Having lost his livelihood, Monluc decided that he must vindicate himself and focus attention on all his past services to France. He began to dictate a book of memoirs tracing his remarkable rise from “a poor cadet of Gascony” to high military office. As he convalesced through the winter of 1570-1571, he worked on recounting his nearly 55 years of warfare. It was a ready reference manual of practical warfare, but also a lively history with personal accounts of battles that read like high adventure. Such details set his work apart from the more generalized histories of the time, which he complained overemphasized “the great and powerful” rather than the standout deeds of “men of lesser degree.”

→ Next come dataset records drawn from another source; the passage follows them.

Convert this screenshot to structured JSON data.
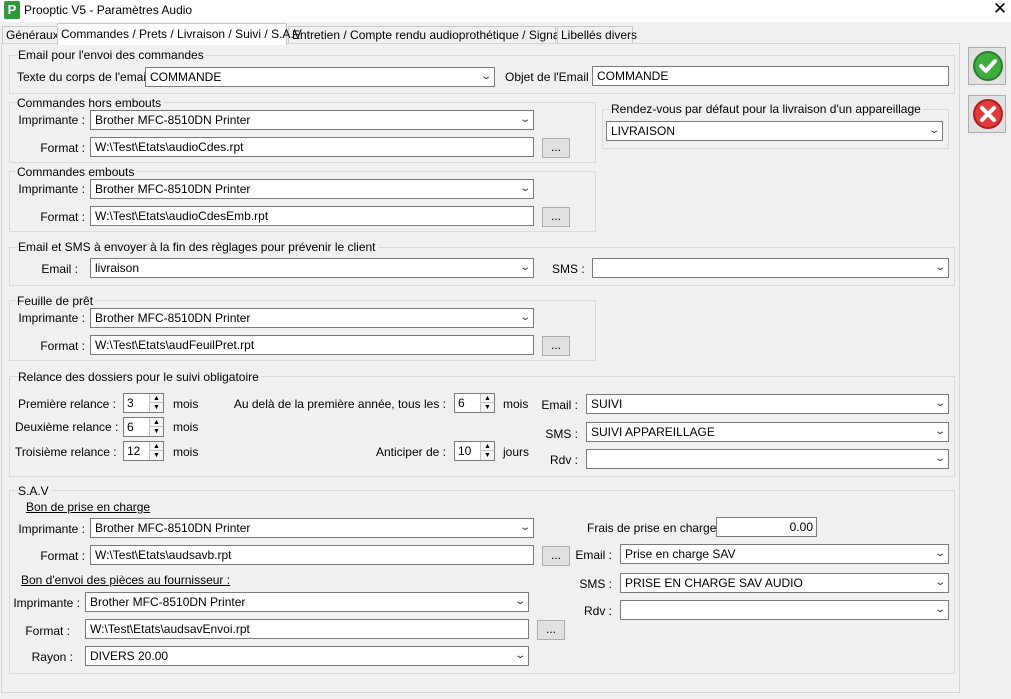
{
  "window": {
    "title": "Prooptic V5 - Paramètres Audio",
    "app_icon_letter": "P"
  },
  "tabs": [
    {
      "label": "Généraux"
    },
    {
      "label": "Commandes / Prets / Livraison / Suivi / S.A.V"
    },
    {
      "label": "Entretien / Compte rendu audioprothétique / Signature"
    },
    {
      "label": "Libellés divers"
    }
  ],
  "email_commandes": {
    "legend": "Email pour l'envoi des commandes",
    "body_label": "Texte du corps de l'email :",
    "body_value": "COMMANDE",
    "subject_label": "Objet de l'Email :",
    "subject_value": "COMMANDE"
  },
  "hors_embouts": {
    "legend": "Commandes hors embouts",
    "printer_label": "Imprimante :",
    "printer_value": "Brother MFC-8510DN Printer",
    "format_label": "Format :",
    "format_value": "W:\\Test\\Etats\\audioCdes.rpt",
    "browse": "..."
  },
  "rdv_livraison": {
    "legend": "Rendez-vous par défaut pour la livraison d'un appareillage",
    "value": "LIVRAISON"
  },
  "embouts": {
    "legend": "Commandes embouts",
    "printer_label": "Imprimante :",
    "printer_value": "Brother MFC-8510DN Printer",
    "format_label": "Format :",
    "format_value": "W:\\Test\\Etats\\audioCdesEmb.rpt",
    "browse": "..."
  },
  "reglages": {
    "legend": "Email et SMS à envoyer à la fin des règlages pour prévenir le client",
    "email_label": "Email :",
    "email_value": "livraison",
    "sms_label": "SMS :",
    "sms_value": ""
  },
  "pret": {
    "legend": "Feuille de prêt",
    "printer_label": "Imprimante :",
    "printer_value": "Brother MFC-8510DN Printer",
    "format_label": "Format :",
    "format_value": "W:\\Test\\Etats\\audFeuilPret.rpt",
    "browse": "..."
  },
  "relance": {
    "legend": "Relance des dossiers pour le suivi obligatoire",
    "r1_label": "Première relance :",
    "r1_value": "3",
    "r1_unit": "mois",
    "r2_label": "Deuxième relance :",
    "r2_value": "6",
    "r2_unit": "mois",
    "r3_label": "Troisième relance :",
    "r3_value": "12",
    "r3_unit": "mois",
    "after_label": "Au delà de la première année, tous les :",
    "after_value": "6",
    "after_unit": "mois",
    "anticiper_label": "Anticiper de :",
    "anticiper_value": "10",
    "anticiper_unit": "jours",
    "email_label": "Email :",
    "email_value": "SUIVI",
    "sms_label": "SMS :",
    "sms_value": "SUIVI APPAREILLAGE",
    "rdv_label": "Rdv :",
    "rdv_value": ""
  },
  "sav": {
    "legend": "S.A.V",
    "bon_prise_label": "Bon de prise en charge",
    "printer_label": "Imprimante :",
    "printer_value": "Brother MFC-8510DN Printer",
    "format_label": "Format :",
    "format_value": "W:\\Test\\Etats\\audsavb.rpt",
    "browse": "...",
    "frais_label": "Frais de prise en charge :",
    "frais_value": "0.00",
    "email_label": "Email :",
    "email_value": "Prise en charge SAV",
    "sms_label": "SMS :",
    "sms_value": "PRISE EN CHARGE SAV AUDIO",
    "rdv_label": "Rdv :",
    "rdv_value": "",
    "bon_envoi_label": "Bon d'envoi des pièces au fournisseur :",
    "printer2_label": "Imprimante :",
    "printer2_value": "Brother MFC-8510DN Printer",
    "format2_label": "Format :",
    "format2_value": "W:\\Test\\Etats\\audsavEnvoi.rpt",
    "browse2": "...",
    "rayon_label": "Rayon :",
    "rayon_value": "DIVERS 20.00"
  },
  "icons": {
    "ok": "checkmark-icon",
    "cancel": "cancel-x-icon",
    "dropdown": "chevron-down-icon",
    "close": "close-icon"
  },
  "colors": {
    "ok_green": "#3fae3f",
    "cancel_red": "#e33b3b"
  }
}
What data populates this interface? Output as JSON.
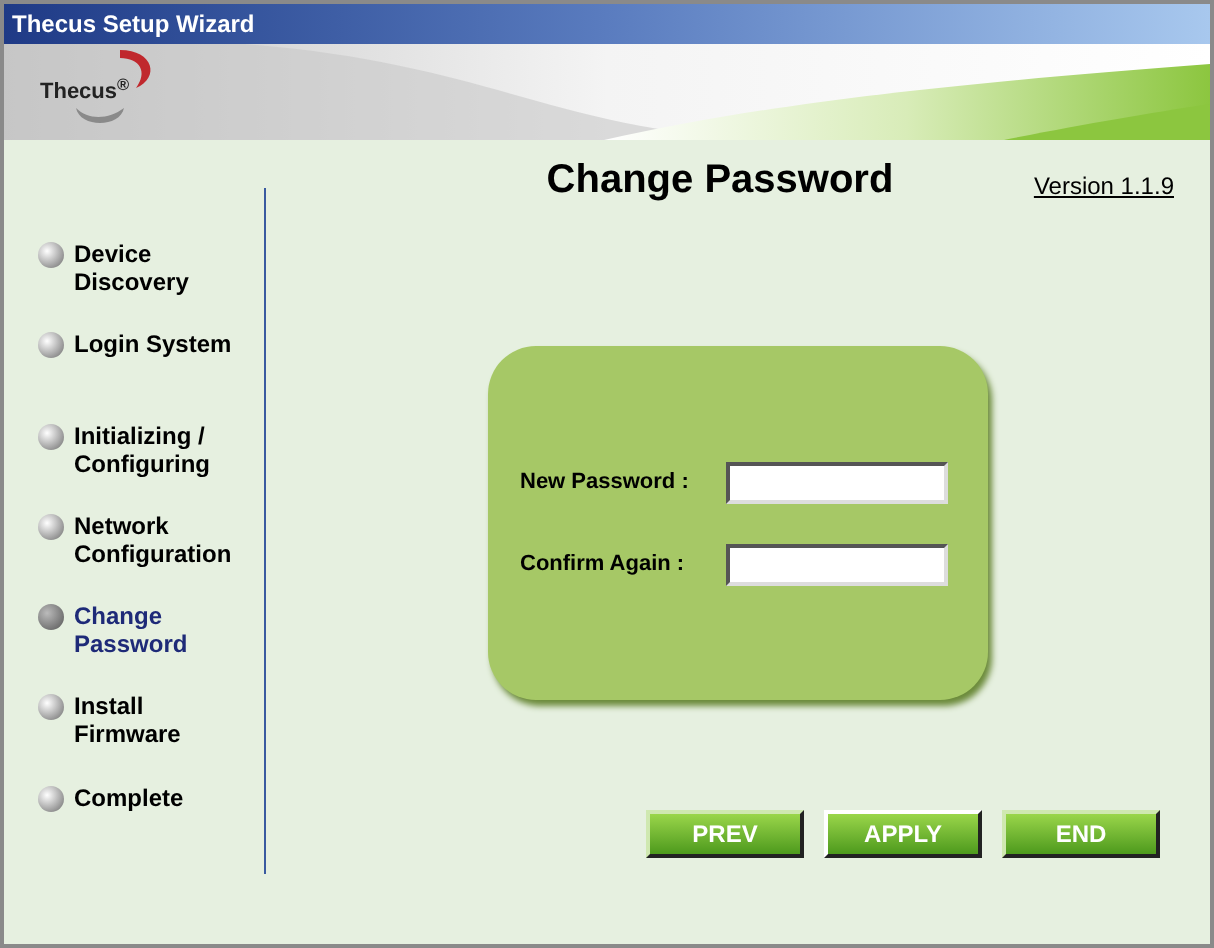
{
  "window": {
    "title": "Thecus Setup Wizard"
  },
  "logo": {
    "text": "Thecus$^{®}$"
  },
  "page": {
    "title": "Change Password",
    "version": "Version 1.1.9"
  },
  "steps": [
    {
      "label": "Device Discovery",
      "selected": false
    },
    {
      "label": "Login System",
      "selected": false
    },
    {
      "label": "Initializing / Configuring",
      "selected": false
    },
    {
      "label": "Network Configuration",
      "selected": false
    },
    {
      "label": "Change Password",
      "selected": true
    },
    {
      "label": "Install Firmware",
      "selected": false
    },
    {
      "label": "Complete",
      "selected": false
    }
  ],
  "form": {
    "fields": [
      {
        "label": "New Password :"
      },
      {
        "label": "Confirm Again :"
      }
    ]
  },
  "buttons": [
    {
      "label": "PREV",
      "selected": false
    },
    {
      "label": "APPLY",
      "selected": true
    },
    {
      "label": "END",
      "selected": false
    }
  ]
}
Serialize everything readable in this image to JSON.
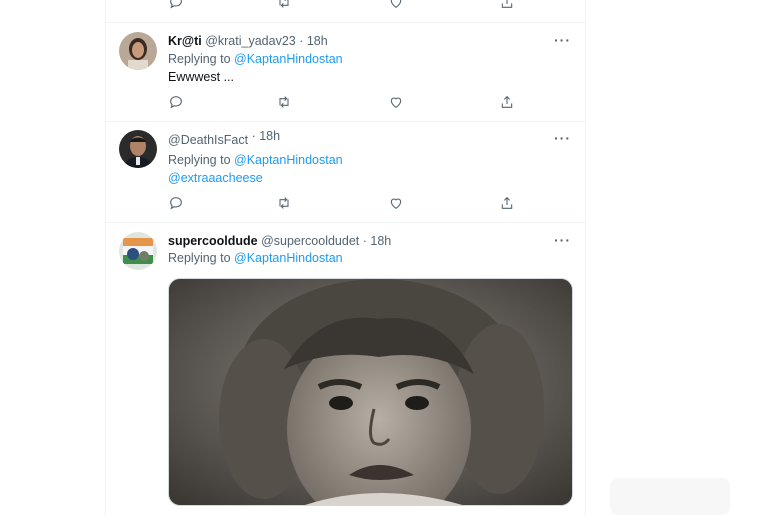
{
  "tweets": [
    {
      "name": "Kr@ti",
      "handle": "@krati_yadav23",
      "time": "· 18h",
      "replying_prefix": "Replying to",
      "replying_to": "@KaptanHindostan",
      "text": "Ewwwest ...",
      "more_label": "···"
    },
    {
      "name": "",
      "handle": "@DeathIsFact",
      "time": "· 18h",
      "replying_prefix": "Replying to",
      "replying_to": "@KaptanHindostan",
      "text": "@extraaacheese",
      "more_label": "···"
    },
    {
      "name": "supercooldude",
      "handle": "@supercooldudet",
      "time": "· 18h",
      "replying_prefix": "Replying to",
      "replying_to": "@KaptanHindostan",
      "more_label": "···"
    }
  ],
  "icons": [
    "reply-icon",
    "retweet-icon",
    "like-icon",
    "share-icon"
  ],
  "colors": {
    "link": "#1d9bf0",
    "muted": "#536471",
    "text": "#0f1419",
    "border": "#eff3f4"
  }
}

Within its pages, Monluc’s Commentaries recorded the major shift of 16th-century warfare toward firearms and away from pikes. The book struck the right chord in the right places. Manuscript copies circulated among influential people, achieving all he could have hoped in the way of recognition and acclaim. With the death of Charles IX, Henri, Duke of Anjou, to whom the book had been dedicated, became king in 1574. He immediately raised Monluc to Marshal of France, the highest military rank for one who was not a peer. Dying in 1577, Monluc did not live to see his book published in 1592 and hailed by no less a personage than King Henri IV as “the Soldier’s Bible.”